Hannah burst into tears.

‘It’s Felix, isn’t it?’ Anna said matteroffactly.

Hannah sobbed more loudly. It was a few minutes before she could control her sobs enough to tell the whole sorry tale. She left nothing out. Her instinct to keep the most humiliating bits to herself had left her, like Felix.

‘Come home, Hannah,’ said Anna Campbell when she’d heard everything. ‘You’re banging your head against a brick wall. Do it. I should have done it years ago, but I never had the courage. You’re young, you’ve got the child to think of, leave him.’

Hannah leaned her head against the cool of the wall. ‘I can’t just leave,’ she said weakly.

‘Why not? Because he’s everything you ever wanted?’

Anna sounded sour. ‘What will you do the next time?

Because there will be a next time, you know.’

‘What would I do?’ Hannah said in desperation.

‘Your boss would give you back your job, wouldn’t he?’

Anna said. ‘You’ve always said he was one man you could trust in any situation.’

‘David James, you mean?’ Hannah fell silent. She could hardly ask David, of all people. She’d spurned his advances in every sense of the word. He’d obviously been crazy about her and she’d rubbed his face in it. He’d even given her a career when she had nothing else and she’d turned her back on that too. He’d done his best to protect her by warning Felix not to hurt her, dear David. He’d be the last person she could ring, even if she wanted to. And she wanted to.

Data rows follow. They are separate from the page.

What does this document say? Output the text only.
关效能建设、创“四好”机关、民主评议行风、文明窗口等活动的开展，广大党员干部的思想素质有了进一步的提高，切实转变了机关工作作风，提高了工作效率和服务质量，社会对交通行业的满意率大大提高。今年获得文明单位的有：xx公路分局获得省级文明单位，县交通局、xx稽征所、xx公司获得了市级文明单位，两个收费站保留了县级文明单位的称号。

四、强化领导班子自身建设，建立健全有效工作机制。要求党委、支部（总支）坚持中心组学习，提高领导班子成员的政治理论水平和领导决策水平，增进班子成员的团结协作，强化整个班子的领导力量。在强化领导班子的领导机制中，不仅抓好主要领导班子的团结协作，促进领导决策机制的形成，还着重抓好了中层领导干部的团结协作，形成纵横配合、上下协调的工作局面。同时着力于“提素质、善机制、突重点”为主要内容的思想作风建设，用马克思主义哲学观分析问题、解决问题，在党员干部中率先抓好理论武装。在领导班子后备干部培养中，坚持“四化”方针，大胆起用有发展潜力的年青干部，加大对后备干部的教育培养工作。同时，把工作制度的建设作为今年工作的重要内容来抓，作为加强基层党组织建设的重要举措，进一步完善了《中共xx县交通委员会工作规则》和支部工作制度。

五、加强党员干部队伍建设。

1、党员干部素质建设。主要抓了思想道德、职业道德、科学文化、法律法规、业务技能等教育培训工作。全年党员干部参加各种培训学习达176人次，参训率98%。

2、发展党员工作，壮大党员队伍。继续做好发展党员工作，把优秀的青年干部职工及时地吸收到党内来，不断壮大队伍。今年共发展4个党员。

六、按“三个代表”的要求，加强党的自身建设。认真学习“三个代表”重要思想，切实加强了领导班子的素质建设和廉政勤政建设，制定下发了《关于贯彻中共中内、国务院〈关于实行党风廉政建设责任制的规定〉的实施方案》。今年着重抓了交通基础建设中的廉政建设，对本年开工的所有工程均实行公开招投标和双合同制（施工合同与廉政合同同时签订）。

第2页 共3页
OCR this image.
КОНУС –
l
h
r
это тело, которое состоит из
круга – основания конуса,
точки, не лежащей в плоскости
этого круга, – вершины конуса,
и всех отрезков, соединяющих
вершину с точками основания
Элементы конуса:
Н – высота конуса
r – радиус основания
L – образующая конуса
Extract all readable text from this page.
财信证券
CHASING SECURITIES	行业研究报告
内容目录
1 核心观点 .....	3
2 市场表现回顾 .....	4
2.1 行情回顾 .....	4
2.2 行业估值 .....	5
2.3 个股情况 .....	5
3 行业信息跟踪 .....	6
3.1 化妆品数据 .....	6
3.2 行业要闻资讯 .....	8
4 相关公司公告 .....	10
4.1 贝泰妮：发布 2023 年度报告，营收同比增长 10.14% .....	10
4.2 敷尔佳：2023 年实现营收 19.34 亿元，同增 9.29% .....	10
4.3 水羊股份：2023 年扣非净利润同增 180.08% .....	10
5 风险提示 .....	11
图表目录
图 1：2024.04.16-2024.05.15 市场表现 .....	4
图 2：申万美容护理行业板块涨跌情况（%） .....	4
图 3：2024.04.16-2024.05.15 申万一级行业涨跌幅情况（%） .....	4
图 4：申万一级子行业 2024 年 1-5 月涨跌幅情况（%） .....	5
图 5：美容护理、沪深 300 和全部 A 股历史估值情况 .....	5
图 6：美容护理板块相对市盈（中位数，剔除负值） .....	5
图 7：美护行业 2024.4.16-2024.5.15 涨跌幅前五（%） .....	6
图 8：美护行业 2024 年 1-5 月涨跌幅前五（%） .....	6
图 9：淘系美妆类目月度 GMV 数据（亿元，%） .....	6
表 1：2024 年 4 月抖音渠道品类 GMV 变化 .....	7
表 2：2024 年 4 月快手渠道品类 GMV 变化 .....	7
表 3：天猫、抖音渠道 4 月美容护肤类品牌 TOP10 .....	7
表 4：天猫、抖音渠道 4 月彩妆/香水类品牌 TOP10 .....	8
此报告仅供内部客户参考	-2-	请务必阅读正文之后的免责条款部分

‘Why don’t you phone him, Hannah? You can stay with me for a week or so to get you back on your feet and then go back to work. Leonie would have you, or that nice Donna you talked about. You could get a place for yourself and Claudia in no time, and a creche. I don’t know why you think you can’t.’

‘I can’t explain,’ Hannah said in exasperation. She felt too shattered to think straight, never mind make such a cataclysmic decision. ‘I can’t do it,’ she said tiredly. The Blind Date music played in the background. They’d been talking for an hour.

‘Your phone bill will be horrendous, Mum, and you’ll miss bingo,’ she said. ‘I’ll phone tomorrow.’

‘To hell with bingo,’ her mother said.

‘I’ll phone tomorrow,’ Hannah repeated. She didn’t want to be told what to do any more. She wanted to lick her wounds in peace. She wanted to have a bath and rinse away all the horrible things that had been happening.